Transit Report Criticizes Reach of DART Service

Many jobs outside DART service area

Public transportation riders who need it the most receive poor service from Dallas Area Rapid Transit, according to a new report delivered to the Dallas City Council this week.

The report was compiled from public records by the University of Texas at Arlington Institute for Urban Studies.

It shows a large concentration of "transit dependent" people live in southern Dallas and Arlington, while heavy concentrations of low-wage jobs are now outside the DART service area in locations transit does not serve.

"So the question is how these people are going to get to the jobs," said UTA expert Shima Hamidi.

Hamidi found 65 percent of the Dallas population has access to less than 4 percent of jobs by transit.

Inside the DART service area, the research suggests service is still not convenient for riders who need it, with long commute times and multiple connections required.

Tanisha Bolden rides DART each day to and from her home near Kiest Boulevard and Interstate 35E and her job on Ross Avenue in East Dallas.

She gets up at 4:45 a.m. each morning to make her first bus for the two-hour commute.

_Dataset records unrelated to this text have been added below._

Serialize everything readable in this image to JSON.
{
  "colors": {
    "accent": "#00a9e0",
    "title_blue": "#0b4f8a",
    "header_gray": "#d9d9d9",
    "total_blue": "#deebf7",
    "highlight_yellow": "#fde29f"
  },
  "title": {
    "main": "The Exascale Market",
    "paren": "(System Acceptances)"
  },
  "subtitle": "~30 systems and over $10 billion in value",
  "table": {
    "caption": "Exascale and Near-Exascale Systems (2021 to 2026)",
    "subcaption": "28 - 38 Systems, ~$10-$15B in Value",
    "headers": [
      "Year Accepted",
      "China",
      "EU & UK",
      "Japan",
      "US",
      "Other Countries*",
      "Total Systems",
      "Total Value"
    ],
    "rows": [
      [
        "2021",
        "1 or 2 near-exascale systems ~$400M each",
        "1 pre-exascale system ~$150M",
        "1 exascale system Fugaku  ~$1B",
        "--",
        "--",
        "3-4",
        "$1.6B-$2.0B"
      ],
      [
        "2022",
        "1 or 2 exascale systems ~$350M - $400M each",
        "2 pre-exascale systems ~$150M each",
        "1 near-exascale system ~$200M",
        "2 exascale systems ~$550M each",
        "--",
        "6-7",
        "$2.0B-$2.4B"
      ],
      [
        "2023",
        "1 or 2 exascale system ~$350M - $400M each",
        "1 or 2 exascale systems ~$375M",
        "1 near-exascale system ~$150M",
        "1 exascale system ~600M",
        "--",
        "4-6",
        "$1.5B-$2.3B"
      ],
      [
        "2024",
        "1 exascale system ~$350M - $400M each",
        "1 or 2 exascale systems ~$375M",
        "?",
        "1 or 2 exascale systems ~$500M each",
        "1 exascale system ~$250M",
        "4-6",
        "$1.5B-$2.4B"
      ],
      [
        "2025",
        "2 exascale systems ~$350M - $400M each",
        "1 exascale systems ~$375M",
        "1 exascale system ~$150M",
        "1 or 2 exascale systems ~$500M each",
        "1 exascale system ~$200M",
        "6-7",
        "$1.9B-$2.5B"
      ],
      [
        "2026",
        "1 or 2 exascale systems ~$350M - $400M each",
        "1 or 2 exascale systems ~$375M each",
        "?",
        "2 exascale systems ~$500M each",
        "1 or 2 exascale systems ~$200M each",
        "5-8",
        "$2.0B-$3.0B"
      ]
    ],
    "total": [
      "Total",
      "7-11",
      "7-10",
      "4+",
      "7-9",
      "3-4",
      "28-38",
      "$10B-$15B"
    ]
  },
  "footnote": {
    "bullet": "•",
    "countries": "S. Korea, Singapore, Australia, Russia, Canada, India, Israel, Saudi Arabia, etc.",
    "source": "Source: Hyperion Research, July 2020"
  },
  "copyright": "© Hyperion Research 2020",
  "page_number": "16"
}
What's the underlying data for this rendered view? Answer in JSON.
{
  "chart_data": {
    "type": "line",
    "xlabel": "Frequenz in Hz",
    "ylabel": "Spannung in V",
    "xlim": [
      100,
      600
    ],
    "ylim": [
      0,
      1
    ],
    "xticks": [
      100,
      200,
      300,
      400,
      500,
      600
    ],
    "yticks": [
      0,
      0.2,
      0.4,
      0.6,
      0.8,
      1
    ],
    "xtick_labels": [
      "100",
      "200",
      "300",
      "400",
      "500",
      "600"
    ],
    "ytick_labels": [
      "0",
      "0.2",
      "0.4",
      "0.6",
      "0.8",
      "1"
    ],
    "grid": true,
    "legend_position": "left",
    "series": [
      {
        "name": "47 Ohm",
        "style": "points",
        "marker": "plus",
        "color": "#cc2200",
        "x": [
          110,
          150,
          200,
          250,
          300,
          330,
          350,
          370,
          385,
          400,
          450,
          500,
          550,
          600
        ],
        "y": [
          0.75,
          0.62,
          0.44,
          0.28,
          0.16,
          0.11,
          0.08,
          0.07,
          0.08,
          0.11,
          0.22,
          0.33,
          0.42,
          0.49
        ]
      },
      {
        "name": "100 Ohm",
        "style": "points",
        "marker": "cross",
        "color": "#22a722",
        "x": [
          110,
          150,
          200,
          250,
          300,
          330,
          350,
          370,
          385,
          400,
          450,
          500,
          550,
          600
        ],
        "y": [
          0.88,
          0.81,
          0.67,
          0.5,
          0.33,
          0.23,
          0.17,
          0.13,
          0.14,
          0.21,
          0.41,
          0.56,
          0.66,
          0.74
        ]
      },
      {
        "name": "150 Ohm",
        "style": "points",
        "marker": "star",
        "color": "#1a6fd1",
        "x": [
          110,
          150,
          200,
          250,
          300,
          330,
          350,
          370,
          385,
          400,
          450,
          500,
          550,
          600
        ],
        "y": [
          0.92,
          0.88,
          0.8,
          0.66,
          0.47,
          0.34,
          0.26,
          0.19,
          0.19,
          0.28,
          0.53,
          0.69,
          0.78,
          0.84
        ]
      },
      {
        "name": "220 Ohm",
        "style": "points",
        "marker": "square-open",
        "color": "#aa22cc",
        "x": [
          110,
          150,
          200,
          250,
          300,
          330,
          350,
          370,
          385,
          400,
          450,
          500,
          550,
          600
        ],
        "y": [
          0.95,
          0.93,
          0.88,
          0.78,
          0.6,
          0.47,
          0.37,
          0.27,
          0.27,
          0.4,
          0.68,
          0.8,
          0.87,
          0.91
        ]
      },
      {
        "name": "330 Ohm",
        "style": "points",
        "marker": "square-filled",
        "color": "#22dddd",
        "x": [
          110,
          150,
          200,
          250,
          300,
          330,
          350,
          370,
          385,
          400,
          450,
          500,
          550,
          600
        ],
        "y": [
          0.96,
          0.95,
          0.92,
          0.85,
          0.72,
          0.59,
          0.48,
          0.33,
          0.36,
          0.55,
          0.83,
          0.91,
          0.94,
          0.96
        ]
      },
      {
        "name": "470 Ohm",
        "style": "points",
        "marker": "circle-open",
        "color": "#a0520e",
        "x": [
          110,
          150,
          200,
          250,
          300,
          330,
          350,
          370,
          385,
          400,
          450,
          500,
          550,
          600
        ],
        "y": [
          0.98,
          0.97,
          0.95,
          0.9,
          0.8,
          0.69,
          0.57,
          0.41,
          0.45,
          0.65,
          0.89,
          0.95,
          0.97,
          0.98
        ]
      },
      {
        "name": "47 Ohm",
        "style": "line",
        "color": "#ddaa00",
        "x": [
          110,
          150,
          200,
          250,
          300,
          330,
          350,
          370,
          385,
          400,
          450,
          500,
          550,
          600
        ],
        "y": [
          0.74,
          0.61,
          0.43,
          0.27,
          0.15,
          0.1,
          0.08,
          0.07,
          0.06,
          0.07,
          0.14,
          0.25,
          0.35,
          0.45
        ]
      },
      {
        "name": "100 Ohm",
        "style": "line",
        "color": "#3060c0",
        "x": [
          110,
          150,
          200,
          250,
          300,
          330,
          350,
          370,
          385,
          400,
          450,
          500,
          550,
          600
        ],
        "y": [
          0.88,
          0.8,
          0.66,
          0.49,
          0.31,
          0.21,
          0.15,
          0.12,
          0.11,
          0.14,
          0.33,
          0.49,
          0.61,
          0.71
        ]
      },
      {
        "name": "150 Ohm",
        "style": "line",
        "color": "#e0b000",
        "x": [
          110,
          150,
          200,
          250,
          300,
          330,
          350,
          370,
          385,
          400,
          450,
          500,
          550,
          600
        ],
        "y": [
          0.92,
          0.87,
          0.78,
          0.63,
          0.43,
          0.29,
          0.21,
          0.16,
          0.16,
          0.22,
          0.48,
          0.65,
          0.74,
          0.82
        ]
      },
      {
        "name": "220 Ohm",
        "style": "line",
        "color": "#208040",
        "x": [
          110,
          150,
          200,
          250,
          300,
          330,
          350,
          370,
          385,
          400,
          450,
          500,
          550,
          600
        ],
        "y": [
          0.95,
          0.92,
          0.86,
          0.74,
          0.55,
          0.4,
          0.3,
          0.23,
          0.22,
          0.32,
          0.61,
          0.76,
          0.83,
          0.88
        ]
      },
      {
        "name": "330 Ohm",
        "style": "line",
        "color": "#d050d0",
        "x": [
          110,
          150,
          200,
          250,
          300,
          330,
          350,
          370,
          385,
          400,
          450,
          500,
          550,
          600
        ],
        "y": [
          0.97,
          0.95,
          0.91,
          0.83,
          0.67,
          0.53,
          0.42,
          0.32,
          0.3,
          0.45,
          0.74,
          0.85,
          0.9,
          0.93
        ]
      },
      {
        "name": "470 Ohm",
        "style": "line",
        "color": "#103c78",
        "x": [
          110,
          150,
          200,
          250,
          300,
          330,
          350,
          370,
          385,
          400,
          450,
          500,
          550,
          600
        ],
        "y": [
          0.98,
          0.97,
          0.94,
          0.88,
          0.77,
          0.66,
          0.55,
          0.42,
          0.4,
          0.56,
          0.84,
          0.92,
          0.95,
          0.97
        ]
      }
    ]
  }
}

"I have to get on that bus, then I have to get on the train, then I have to come down here and wait for another bus just to be at work at 7 o'clock," she said.

Bolden had a 30-minute wait at a downtown Dallas transfer center Tuesday afternoon for one of the connections home.

Driving would take just 28 minutes, but Bolden said saving money for a car is difficult.

Transit passenger Sheila Morton was at the same transfer station with her son Tuesday afternoon in the middle of a two-hour trip from Oak Cliff to a doctor appointment on Ross Avenue.

Morton said the family's car is broken down, and her husband cannot get to work in Frisco where there is no public transportation.

The life-long Dallas resident said North Texas has changed.

"All the jobs were closer, and now they've all spread out," Morton said.

The report reinforces census information recently that shows migration of middle income families, major employment and housing growth in northern suburbs and a widening gap between rich and poor in Dallas.

"I think it's something to be addressed by city and DART together," Hamidi said. "The city needs to bring policies, to see how they can bring jobs back."

Dallas city leaders receiving the report Monday were impatient for changes.

Councilman Tennell Atkins said he has been complaining about the issues for years.

"I am highly upset, highly upset," Atkins said.

Another challenge for the transit agency is gentrification of central Dallas neighborhoods where transit riders lived in years past, pushing those customers to more distant neighborhoods that are harder to serve with transit.

DART officials said changes are in the works to increase bus schedule frequency and to create a grid pattern for bus routes in neighborhoods instead of primarily feeding light rail stations.

"We've got several pilot programs that we're implementing," said DART General Manager Gary Thomas.

Some changes are scheduled in March 2018.

"I know it will take a while," said passenger Sheila Morton. "It's not going to happen overnight."

Booming suburbs of Frisco and McKinney are not members of DART. A new app will soon allow DART riders to make connections to ride sharing services Uber and Lyft for trips beyond DART's service area.